In a profile in the FT, Pensions Minister Steve Webb is described as “one of the Coalition’s most hyperactive lieutenants”.
Now Steve is highly efficient and has achieved a huge amount since he took on the role four years ago, but he is also unflappable and “hyperactive” is not a term I would normally use about him. And whilst the term “lieutenant” usually refers to someone who is second in command, which is technically correct for a Junior Minister, no-one in Government beats his deep knowledge of his subject.
That cavil apart, the FT challenges Steve Webb about the potential risks in the reforms to the pensions regulations, which will allow savers in defined contribution schemes to cash in their pension pots from April 2015.
He says:
The day the chancellor stood up it was clear that we didn’t have a huge amount of time.
We know that. So we do a 12-week consultation and then people say to us, ‘We want a decision. Why haven’t you decided this? And why don’t you tell us where we stand?’ That’s because we are consulting.
We have to have capacity in place on April 6 [2015] but that won’t be the end of the story. It will evolve and we’ll learn new things. We’ll try a new model. This is a process.
One focus of concern is the level of face-to-face guidance that will be promised to pensioners. Steve concedes that ‘face to face’ does not necessarily have to be ‘one to one’ and that group conversations could also play a role where people have common questions.
Later in the interview Steve says:
You won’t be surprised to learn I’m a great fan of the triple lock and I’m delighted that the prime minister said that he thinks it should go on into the next parliament.
He says he is pushing for a flat-rate tax relief on pensions contributions of 30 per cent.
Finally he comments on his proposals for collective pension plans which were flagged in the Queen’s Speech. So far no employers have expressed an interest in adopting them, but he thinks they will come on board once they have examined the details. Savers in ‘gold plated final salary schemes’ will probably be the first to be switched into the new schemes.
Note that although FT lies behind a paywall, you can either sign up for 8 free articles per month, or answer some marketing questions to gain access. You can read the full article here.
* Mary Reid is a contributing editor on Lib Dem Voice. She was a councillor in Kingston upon Thames, where she is still very active with the local party, and is the Hon President of Kingston Lib Dems.
4 Comments
Why do Lib Dems keep telling us how generous the “triple lock” is, when in fact the switch to CPI means that last year’s triple-locked increase was actually less than it would have been if the government had retained Labour’s RPI-linked increase?
It’s hard to think of any other policy that has been so blatantly mis-sold as an act of generosity while making people worse off.
Hi Stuart, the RPI used to overstate inflation because it used the “arithmetic mean”, rather than the “geometric mean”. This is a problem because if prices go up by 5% one year and then down by 5% the next the arithmetic mean would show an average rate of inflation of 0% over two years, whereas in fact there has actually been a bit of deflation because 5% of the amount in year two is bigger than the amount in year one!

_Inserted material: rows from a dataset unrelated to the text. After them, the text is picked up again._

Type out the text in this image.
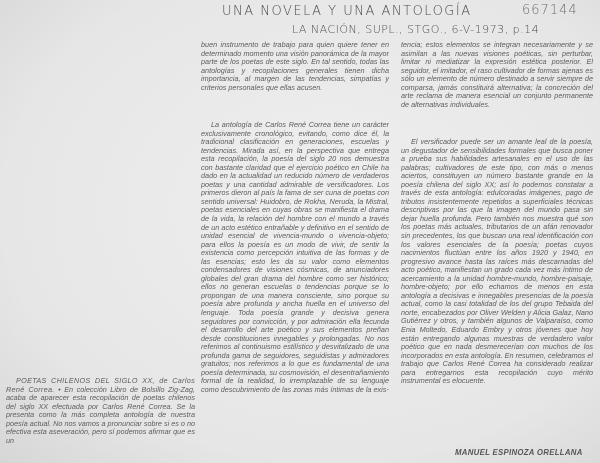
UNA NOVELA Y UNA ANTOLOGÍA
LA NACIÓN, SUPL., STGO., 6-V-1973, p.14
667144

POETAS CHILENOS DEL SIGLO XX, de Carlos René Correa. • En colección Libro de Bolsillo Zig-Zag, acaba de aparecer esta recopilación de poetas chilenos del siglo XX efectuada por Carlos René Correa. Se la presenta como la más completa antología de nuestra poesía actual. No nos vamos a pronunciar sobre si es o no efectiva esta aseveración, pero sí podemos afirmar que es un

buen instrumento de trabajo para quien quiere tener en determinado momento una visión panorámica de la mayor parte de los poetas de este siglo. En tal sentido, todas las antologías y recopilaciones generales tienen dicha importancia, al margen de las tendencias, simpatías y criterios personales que ellas acusen.

La antología de Carlos René Correa tiene un carácter exclusivamente cronológico, evitando, como dice él, la tradicional clasificación en generaciones, escuelas y tendencias. Mirada así, en la perspectiva que entrega esta recopilación, la poesía del siglo 20 nos demuestra con bastante claridad que el ejercicio poético en Chile ha dado en la actualidad un reducido número de verdaderos poetas y una cantidad admirable de versificadores. Los primeros dieron al país la fama de ser cuna de poetas con sentido universal: Huidobro, de Rokha, Neruda, la Mistral, poetas esenciales en cuyas obras se manifiesta el drama de la vida, la relación del hombre con el mundo a través de un acto estético entrañable y definitivo en el sentido de unidad esencial de vivencia-mundo o vivencia-objeto; para ellos la poesía es un modo de vivir, de sentir la existencia como percepción intuitiva de las formas y de las esencias; esto les da su valor como elementos condensadores de visiones cósmicas, de anunciadores globales del gran drama del hombre como ser histórico; ellos no generan escuelas o tendencias porque se lo propongan de una manera consciente, sino porque su poesía abre profunda y ancha huella en el universo del lenguaje. Toda poesía grande y decisiva genera seguidores por convicción, y por admiración ella fecunda el desarrollo del arte poético y sus elementos preñan desde constituciones innegables y prolongadas. No nos referimos al continuismo estilístico y desvitalizado de una profunda gama de seguidores, seguidistas y admiradores gratuitos; nos referimos a lo que es fundamental de una poesía determinada, su cosmovisión, el desentrañamiento formal de la realidad, lo irremplazable de su lenguaje como descubrimiento de las zonas más íntimas de la exis-

tencia; estos elementos se integran necesariamente y se asimilan a las nuevas visiones poéticas, sin perturbar, limitar ni mediatizar la expresión estética posterior. El seguidor, el imitador, el raso cultivador de formas ajenas es sólo un elemento de número destinado a servir siempre de comparsa, jamás constituirá alternativa; la concreción del arte reclama de manera esencial un conjunto permanente de alternativas individuales.

El versificador puede ser un amante leal de la poesía, un degustador de sensibilidades formales que busca poner a prueba sus habilidades artesanales en el uso de las palabras; cultivadores de este tipo, con más o menos aciertos, constituyen un número bastante grande en la poesía chilena del siglo XX; así lo podemos constatar a través de esta antología: edulcoradas imágenes, pago de tributos insistentemente repetidos a superficiales técnicas descriptivas por las que la imagen del mundo pasa sin dejar huella profunda. Pero también nos muestra qué son los poetas más actuales, tributarios de un afán renovador sin precedentes, los que buscan una real identificación con los valores esenciales de la poesía; poetas cuyos nacimientos fluctúan entre los años 1920 y 1940, en progresivo avance hasta las raíces más descarnadas del acto poético, manifiestan un grado cada vez más íntimo de acercamiento a la unidad hombre-mundo, hombre-paisaje, hombre-objeto; por ello echamos de menos en esta antología a decisivas e innegables presencias de la poesía actual, como la casi totalidad de los del grupo Tebaida del norte, encabezados por Oliver Welden y Alicia Galaz, Nano Gutiérrez y otros, y también algunos de Valparaíso, como Enia Moltedo, Eduardo Embry y otros jóvenes que hoy están entregando algunas muestras de verdadero valor poético que en nada desmerecerían con muchos de los incorporados en esta antología. En resumen, celebramos el trabajo que Carlos René Correa ha considerado realizar para entregarnos esta recopilación cuyo mérito instrumental es elocuente.

MANUEL ESPINOZA ORELLANA
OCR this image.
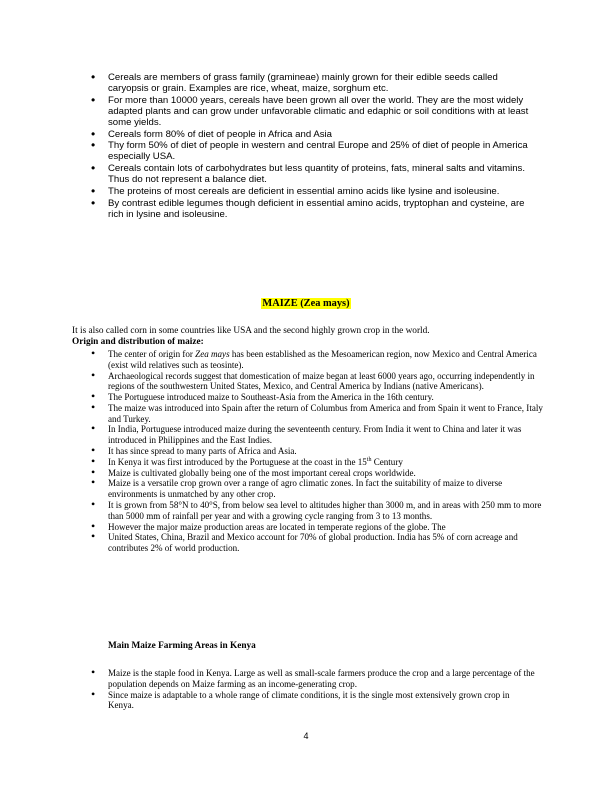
• Cereals are members of grass family (gramineae) mainly grown for their edible seeds called caryopsis or grain. Examples are rice, wheat, maize, sorghum etc.
• For more than 10000 years, cereals have been grown all over the world. They are the most widely adapted plants and can grow under unfavorable climatic and edaphic or soil conditions with at least some yields.
• Cereals form 80% of diet of people in Africa and Asia
• Thy form 50% of diet of people in western and central Europe and 25% of diet of people in America especially USA.
• Cereals contain lots of carbohydrates but less quantity of proteins, fats, mineral salts and vitamins. Thus do not represent a balance diet.
• The proteins of most cereals are deficient in essential amino acids like lysine and isoleusine.
• By contrast edible legumes though deficient in essential amino acids, tryptophan and cysteine, are rich in lysine and isoleusine.
MAIZE (Zea mays)
It is also called corn in some countries like USA and the second highly grown crop in the world.
Origin and distribution of maize:
• The center of origin for Zea mays has been established as the Mesoamerican region, now Mexico and Central America (exist wild relatives such as teosinte).
• Archaeological records suggest that domestication of maize began at least 6000 years ago, occurring independently in regions of the southwestern United States, Mexico, and Central America by Indians (native Americans).
• The Portuguese introduced maize to Southeast-Asia from the America in the 16th century.
• The maize was introduced into Spain after the return of Columbus from America and from Spain it went to France, Italy and Turkey.
• In India, Portuguese introduced maize during the seventeenth century. From India it went to China and later it was introduced in Philippines and the East Indies.
• It has since spread to many parts of Africa and Asia.
• In Kenya it was first introduced by the Portuguese at the coast in the 15th Century
• Maize is cultivated globally being one of the most important cereal crops worldwide.
• Maize is a versatile crop grown over a range of agro climatic zones. In fact the suitability of maize to diverse environments is unmatched by any other crop.
• It is grown from 58°N to 40°S, from below sea level to altitudes higher than 3000 m, and in areas with 250 mm to more than 5000 mm of rainfall per year and with a growing cycle ranging from 3 to 13 months.
• However the major maize production areas are located in temperate regions of the globe. The
• United States, China, Brazil and Mexico account for 70% of global production. India has 5% of corn acreage and contributes 2% of world production.
Main Maize Farming Areas in Kenya
• Maize is the staple food in Kenya. Large as well as small-scale farmers produce the crop and a large percentage of the population depends on Maize farming as an income-generating crop.
• Since maize is adaptable to a whole range of climate conditions, it is the single most extensively grown crop in Kenya.
4
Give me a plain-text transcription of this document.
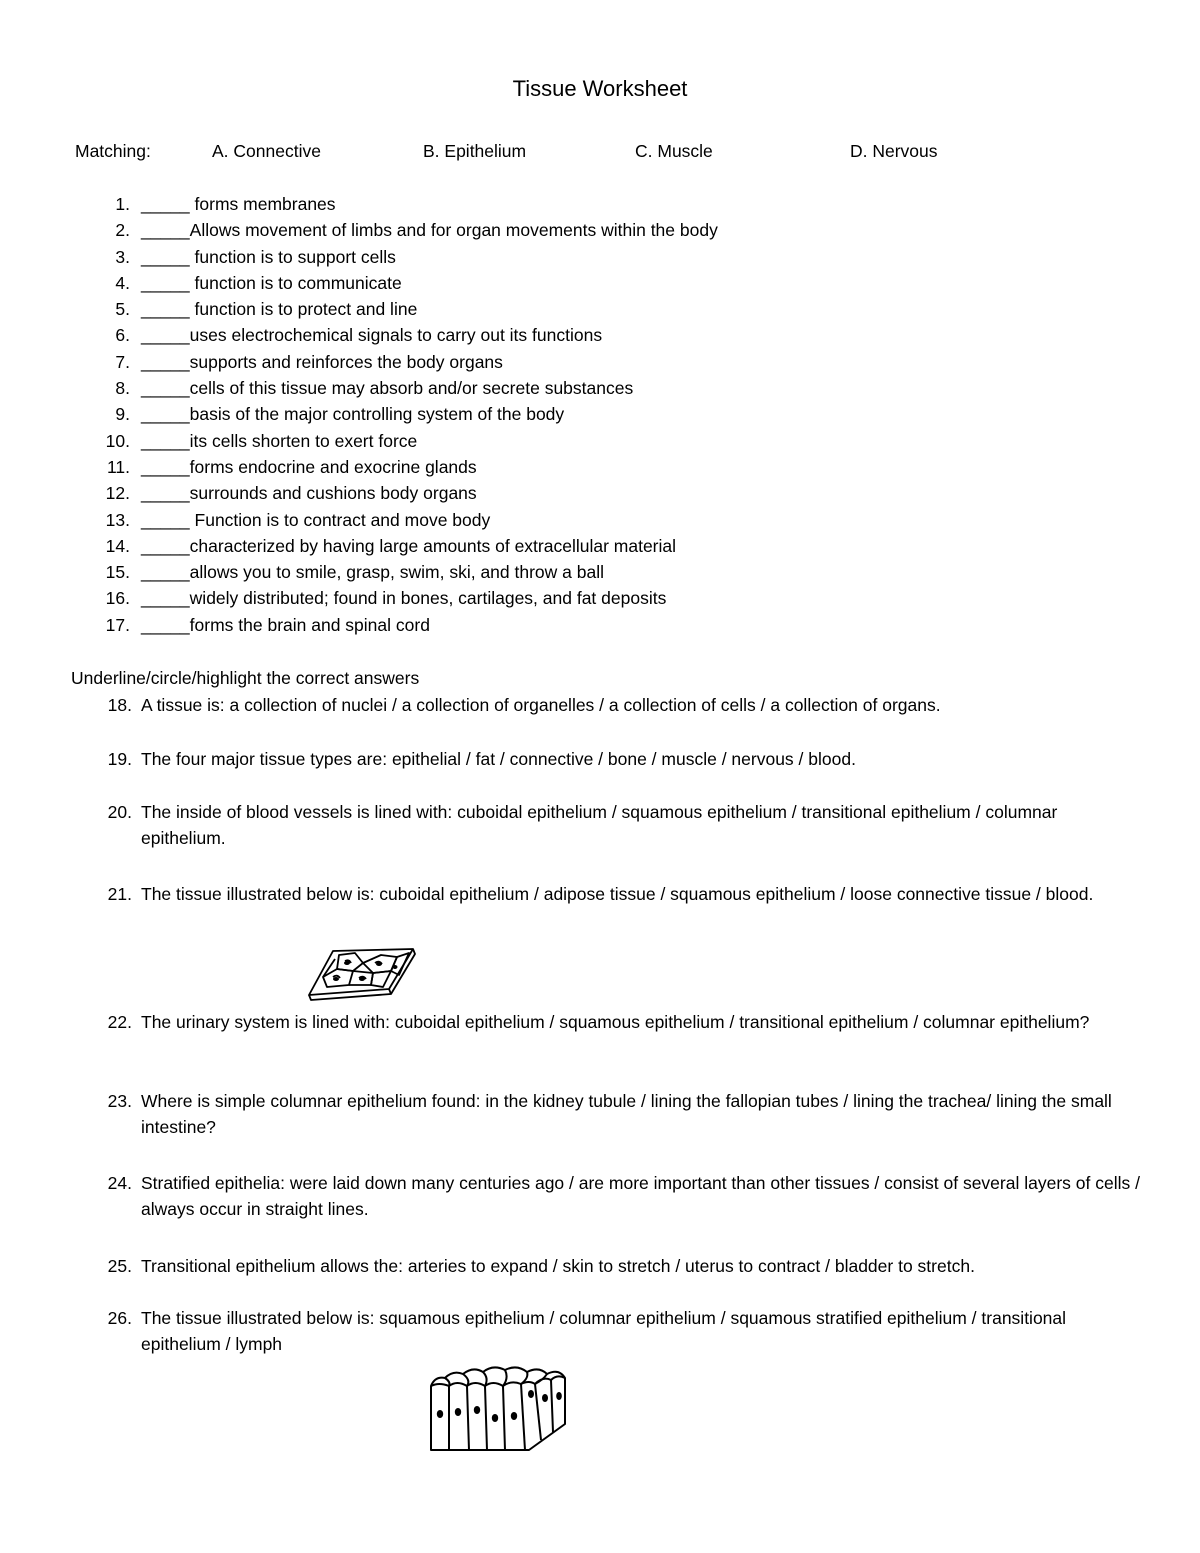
Tissue Worksheet
Matching:	A. Connective	B. Epithelium	C. Muscle	D. Nervous
1. _____ forms membranes
2. _____Allows movement of limbs and for organ movements within the body
3. _____ function is to support cells
4. _____ function is to communicate
5. _____ function is to protect and line
6. _____uses electrochemical signals to carry out its functions
7. _____supports and reinforces the body organs
8. _____cells of this tissue may absorb and/or secrete substances
9. _____basis of the major controlling system of the body
10. _____its cells shorten to exert force
11. _____forms endocrine and exocrine glands
12. _____surrounds and cushions body organs
13. _____ Function is to contract and move body
14. _____characterized by having large amounts of extracellular material
15. _____allows you to smile, grasp, swim, ski, and throw a ball
16. _____widely distributed; found in bones, cartilages, and fat deposits
17. _____forms the brain and spinal cord
Underline/circle/highlight the correct answers
18. A tissue is: a collection of nuclei / a collection of organelles / a collection of cells / a collection of organs.
19. The four major tissue types are: epithelial / fat / connective / bone / muscle / nervous / blood.
20. The inside of blood vessels is lined with: cuboidal epithelium / squamous epithelium / transitional epithelium / columnar epithelium.
21. The tissue illustrated below is: cuboidal epithelium / adipose tissue / squamous epithelium / loose connective tissue / blood.
22. The urinary system is lined with: cuboidal epithelium / squamous epithelium / transitional epithelium / columnar epithelium?
23. Where is simple columnar epithelium found: in the kidney tubule / lining the fallopian tubes / lining the trachea/ lining the small intestine?
24. Stratified epithelia: were laid down many centuries ago / are more important than other tissues / consist of several layers of cells / always occur in straight lines.
25. Transitional epithelium allows the: arteries to expand / skin to stretch / uterus to contract / bladder to stretch.
26. The tissue illustrated below is: squamous epithelium / columnar epithelium / squamous stratified epithelium / transitional epithelium / lymph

Having said that, I have my criticisms of CPI and in the way the pension reforms were announced, but the move from RPI to CPI wasn’t simply a way to sneakily save a bit of money!
🙂
Hmm, my explanation is a bit simplistic, but I had to calculate inflation once and a CPI-esque method made more sense given the data I received – you can’t just add up all the increases and divide by the number of periods because of compound interest. I’m not sure what data they are receiving.
Regards
@Eddie
Thanks for that, it’s very interesting. The government certainly thinks it can save money by using CPI rather than RPI though. In its first budget in June 2010, it estimated that changing the upgrading measure for benefits to CPI would save around £5bn pa by this year, with the figure going up each year thereafter.